Als je de manager de allereerste keer opstart, verschijnt een wizard om je eerste project te kiezen. Je ziet een overzicht van alle onderzoeksprojecten. Selecteer een projectcategorie bij Categories om de lijst in te perken. Als je bijvoorbeeld geïnteresseerd bent in natuurkundige projecten, kies je hier Physical Science. In deze categorie valt SETI@home, dat we in dit artikel als voorbeeld zullen nemen.
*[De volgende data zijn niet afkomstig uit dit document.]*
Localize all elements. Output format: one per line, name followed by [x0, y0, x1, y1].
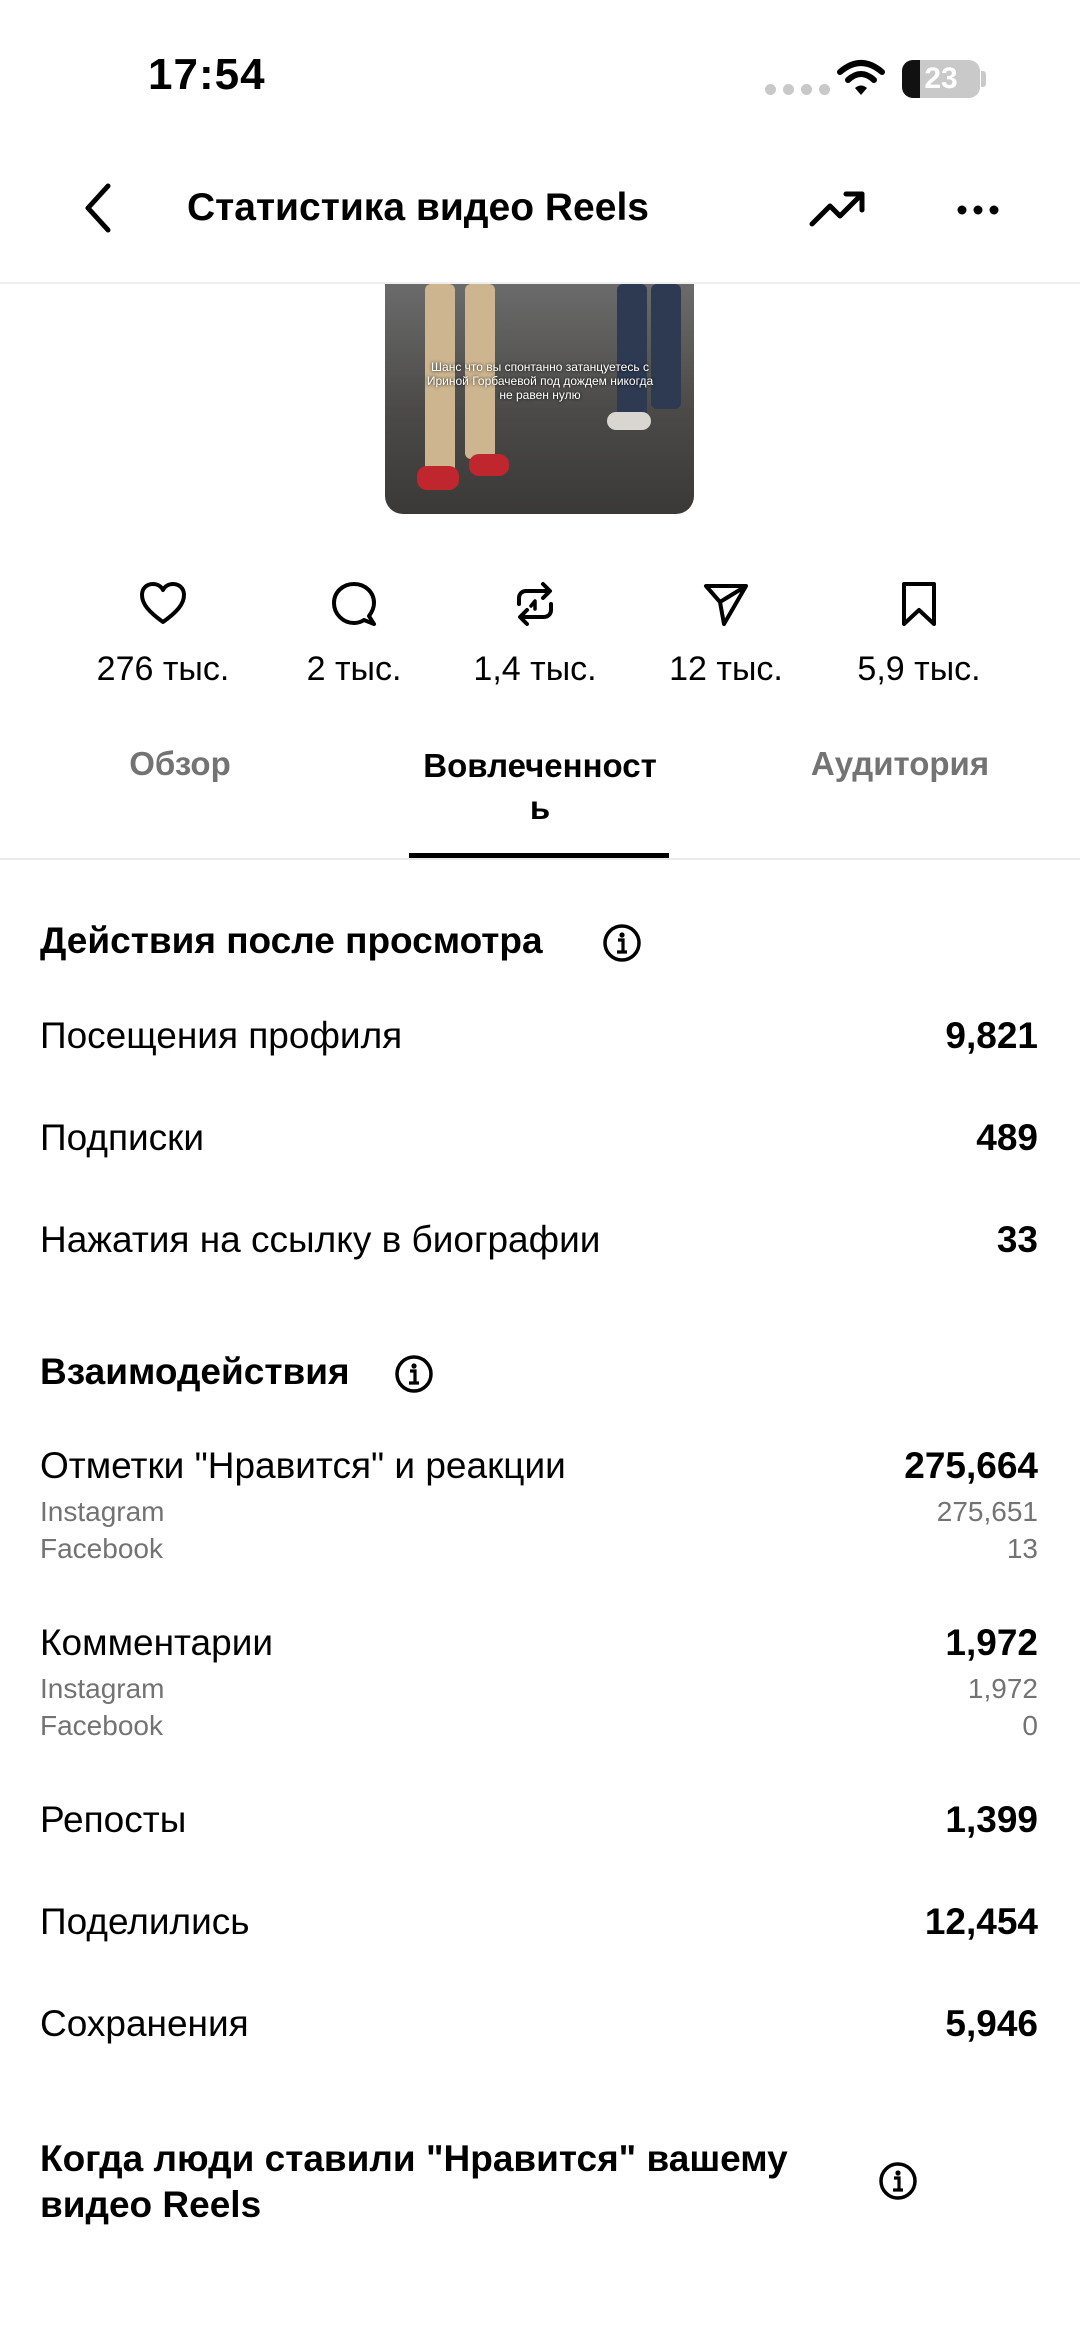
repost-icon	[517, 582, 553, 626]
comment-icon	[332, 582, 376, 626]
thumbnail-figure	[651, 284, 681, 409]
comments-stat: 2 тыс.	[264, 578, 444, 689]
share-icon	[704, 584, 748, 626]
tab-engagement[interactable]: Вовлеченност ь	[400, 745, 680, 829]
comments-value: 1,972	[945, 1622, 1038, 1663]
bio-link-taps-label: Нажатия на ссылку в биографии	[40, 1219, 601, 1260]
thumbnail-figure	[607, 412, 651, 430]
info-icon[interactable]	[878, 2161, 918, 2201]
profile-visits-label: Посещения профиля	[40, 1015, 403, 1056]
shares-label: Поделились	[40, 1901, 250, 1942]
likes-reactions-label: Отметки "Нравится" и реакции	[40, 1445, 566, 1486]
info-icon[interactable]	[602, 923, 642, 963]
page-title: Статистика видео Reels	[187, 186, 649, 229]
battery-icon: 23	[902, 60, 980, 98]
shares-stat: 12 тыс.	[636, 578, 816, 689]
status-time: 17:54	[148, 50, 266, 99]
comments-instagram-value: 1,972	[967, 1673, 1038, 1704]
back-arrow-icon[interactable]	[72, 178, 132, 238]
thumbnail-figure	[417, 466, 459, 490]
comments-label: Комментарии	[40, 1622, 274, 1663]
cellular-signal-icon	[765, 84, 830, 95]
likes-stat: 276 тыс.	[73, 578, 253, 689]
thumbnail-figure	[469, 454, 509, 476]
likes-instagram-value: 275,651	[936, 1496, 1038, 1527]
bookmark-icon	[902, 582, 936, 626]
bio-link-taps-value: 33	[996, 1219, 1038, 1260]
reposts-value: 1,399	[945, 1799, 1038, 1840]
status-bar: 17:54 23	[0, 0, 1080, 150]
tab-audience[interactable]: Аудитория	[790, 745, 1010, 783]
saves-stat: 5,9 тыс.	[829, 578, 1009, 689]
tab-engagement-label-wrap: ь	[529, 789, 551, 826]
tab-engagement-label: Вовлеченност	[423, 747, 657, 784]
wifi-icon	[837, 60, 885, 95]
saves-count: 5,9 тыс.	[857, 650, 981, 688]
comments-facebook-label: Facebook	[40, 1710, 163, 1741]
reposts-stat: 1,4 тыс.	[445, 578, 625, 689]
actions-section-title: Действия после просмотра	[40, 920, 543, 961]
likes-facebook-label: Facebook	[40, 1533, 163, 1564]
saves-value: 5,946	[945, 2003, 1038, 2044]
comments-facebook-value: 0	[1022, 1710, 1038, 1741]
follows-value: 489	[976, 1117, 1038, 1158]
reposts-count: 1,4 тыс.	[473, 650, 597, 688]
more-options-icon[interactable]	[948, 180, 1008, 240]
follows-label: Подписки	[40, 1117, 205, 1158]
shares-value: 12,454	[924, 1901, 1038, 1942]
battery-tip	[981, 71, 986, 87]
heart-icon	[140, 582, 186, 624]
likes-facebook-value: 13	[1006, 1533, 1038, 1564]
saves-label: Сохранения	[40, 2003, 249, 2044]
comments-instagram-label: Instagram	[40, 1673, 165, 1704]
battery-level: 23	[924, 62, 958, 95]
thumbnail-caption: Шанс что вы спонтанно затанцуетесь с Ири…	[426, 360, 654, 402]
top-bar: Статистика видео Reels	[0, 150, 1080, 284]
trending-icon[interactable]	[806, 180, 870, 240]
tab-overview[interactable]: Обзор	[100, 745, 260, 783]
profile-visits-value: 9,821	[945, 1015, 1038, 1056]
likes-instagram-label: Instagram	[40, 1496, 165, 1527]
likes-reactions-value: 275,664	[904, 1445, 1038, 1486]
tab-divider	[0, 858, 1080, 860]
interactions-section-title: Взаимодействия	[40, 1351, 350, 1392]
comments-count: 2 тыс.	[306, 650, 402, 688]
reel-thumbnail[interactable]: Шанс что вы спонтанно затанцуетесь с Ири…	[385, 284, 694, 514]
shares-count: 12 тыс.	[669, 650, 783, 688]
reposts-label: Репосты	[40, 1799, 187, 1840]
when-liked-section-title: Когда люди ставили "Нравится" вашему вид…	[40, 2138, 788, 2225]
info-icon[interactable]	[394, 1354, 434, 1394]
likes-count: 276 тыс.	[96, 650, 230, 688]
Door het project te selecteren, krijg je rechts een korte beschrijving te zien. Daaronder staat welke organisatie het project uitvoert met een link naar de bijbehorende website. Verder zie je door een rij icoontjes welke systemen het project ondersteunt. Behalve besturingssystemen, zoals Linux en Microsoft Windows, zie je ook vaak Android. Als je de BOINC app installeert, kun je zelfs met je mobieltje bijdragen.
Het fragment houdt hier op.